Which is why, in spite of all the advertising you do, your new product will take longer to take roots - unless you have plans to overcome this trade constraint. I am amazed that the ad agencies, who have high stakes in the new product game, and who “leave no stone unturned” from the customer marketing aspect, are frequently clueless about arrangements made by the client to overcome these trade problems associated with new products. Many agencies plan a diagnostic research as part of new product activity. But how many ask for trade diagnostics? The offtake data of Nielsen / ORG is good enough to see "what is" - but it is not good enough to tell you “what it could have been”.


SALES FORCE DISADVANTAGE
This is an internal disadvantage. I have seen many sales forces acting against the interests of their own new products because the new products make disproportionate demand on their time and attention compared to their contribution to sale. Instead of nurturing the new products they may unknowingly work against it. 

What happens is this. Due to the first month of new product hoopla and conferences, the sale of existing products suffers because the sales force spends a lot of time behind the new products and even the top management goes to the market to supervise new product launches. By the end of the month the figures start looking bad for the existing products and the HO comes down heavily on the branches to “catch up” on the deficit of existing products. The sales force is only too glad to oblige.

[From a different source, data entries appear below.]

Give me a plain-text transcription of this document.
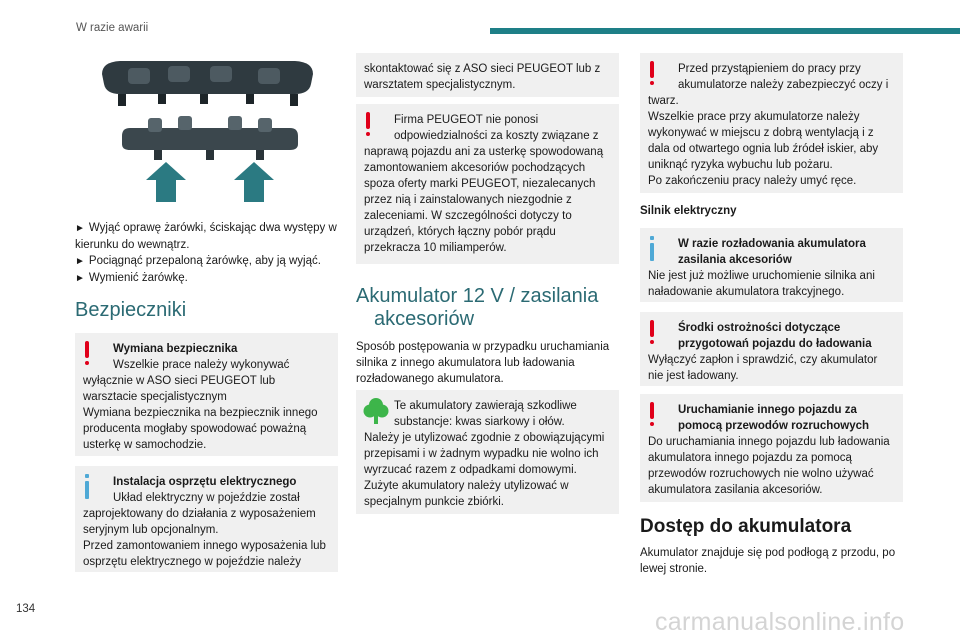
W razie awarii

► Wyjąć oprawę żarówki, ściskając dwa występy w kierunku do wewnątrz.

► Pociągnąć przepaloną żarówkę, aby ją wyjąć.

► Wymienić żarówkę.

Bezpieczniki
Wymiana bezpiecznika
Wszelkie prace należy wykonywać
wyłącznie w ASO sieci PEUGEOT lub warsztacie specjalistycznym
Wymiana bezpiecznika na bezpiecznik innego producenta mogłaby spowodować poważną usterkę w samochodzie.
Instalacja osprzętu elektrycznego
Układ elektryczny w pojeździe został
zaprojektowany do działania z wyposażeniem seryjnym lub opcjonalnym.
Przed zamontowaniem innego wyposażenia lub osprzętu elektrycznego w pojeździe należy
skontaktować się z ASO sieci PEUGEOT lub z warsztatem specjalistycznym.
Firma PEUGEOT nie ponosi
odpowiedzialności za koszty związane z
naprawą pojazdu ani za usterkę spowodowaną zamontowaniem akcesoriów pochodzących spoza oferty marki PEUGEOT, niezalecanych przez nią i zainstalowanych niezgodnie z zaleceniami. W szczególności dotyczy to urządzeń, których łączny pobór prądu przekracza 10 miliamperów.
Akumulator 12 V / zasilania
akcesoriów
Sposób postępowania w przypadku uruchamiania silnika z innego akumulatora lub ładowania rozładowanego akumulatora.
Te akumulatory zawierają szkodliwe
substancje: kwas siarkowy i ołów.
Należy je utylizować zgodnie z obowiązującymi przepisami i w żadnym wypadku nie wolno ich wyrzucać razem z odpadkami domowymi.
Zużyte akumulatory należy utylizować w specjalnym punkcie zbiórki.
Przed przystąpieniem do pracy przy
akumulatorze należy zabezpieczyć oczy i
twarz.
Wszelkie prace przy akumulatorze należy wykonywać w miejscu z dobrą wentylacją i z dala od otwartego ognia lub źródeł iskier, aby uniknąć ryzyka wybuchu lub pożaru.
Po zakończeniu pracy należy umyć ręce.
Silnik elektryczny
W razie rozładowania akumulatora zasilania akcesoriów
Nie jest już możliwe uruchomienie silnika ani naładowanie akumulatora trakcyjnego.
Środki ostrożności dotyczące przygotowań pojazdu do ładowania
Wyłączyć zapłon i sprawdzić, czy akumulator nie jest ładowany.
Uruchamianie innego pojazdu za pomocą przewodów rozruchowych
Do uruchamiania innego pojazdu lub ładowania akumulatora innego pojazdu za pomocą przewodów rozruchowych nie wolno używać akumulatora zasilania akcesoriów.
Dostęp do akumulatora
Akumulator znajduje się pod podłogą z przodu, po lewej stronie.
134	carmanualsonline.info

For most sales forces the incentives are strongly linked to the overall sales value. The  sales force, naturally, hates anything that comes in the way of their earning the incentives. Unfortunately, new products do. By their very nature of being new, they generate much lower volumes compared to the time and salesmanship that the sales force has to spend. Due to this in-built disincentive to sell the new product, when Head Office asks the sales force to “catch up” on the sales of the existing products, the sales forces happily falls back into their “default mode” of focusing on “tried and tested” high volume products. Result : new product suffers.

If you insist on selling both the new products as well as the old; sometimes you get the worst. As Vice President of Balsara, when I told our General Manager Vikesh Wallia to sell both the existing products - Promise and Babool toothpastes - as well the new Promise range of toothbrushes - he found that the sales force began selling the new range of brushes as if it was an established product : the new product was dumped in the trade with such high volumes that we were left licking our wounds for nearly an year after that. The range died a natural death just by lying for several months in the warehouses and shelves for months - waiting to be sold.

Because of these two practical disadvantages, you must make special arrangements of selling in advance to give your new products a chance to bloom. Unfortunately most marketing departments spend inordinately high amount of money and time discussing new products with their technical, financial and advertising people but not enough on how it will get distributed and sold. I have always felt that if an equal amount of planning is done in the area of sales and distribution, several Crores can be saved - not to mention of missed promotions, aborted careers and lost accounts!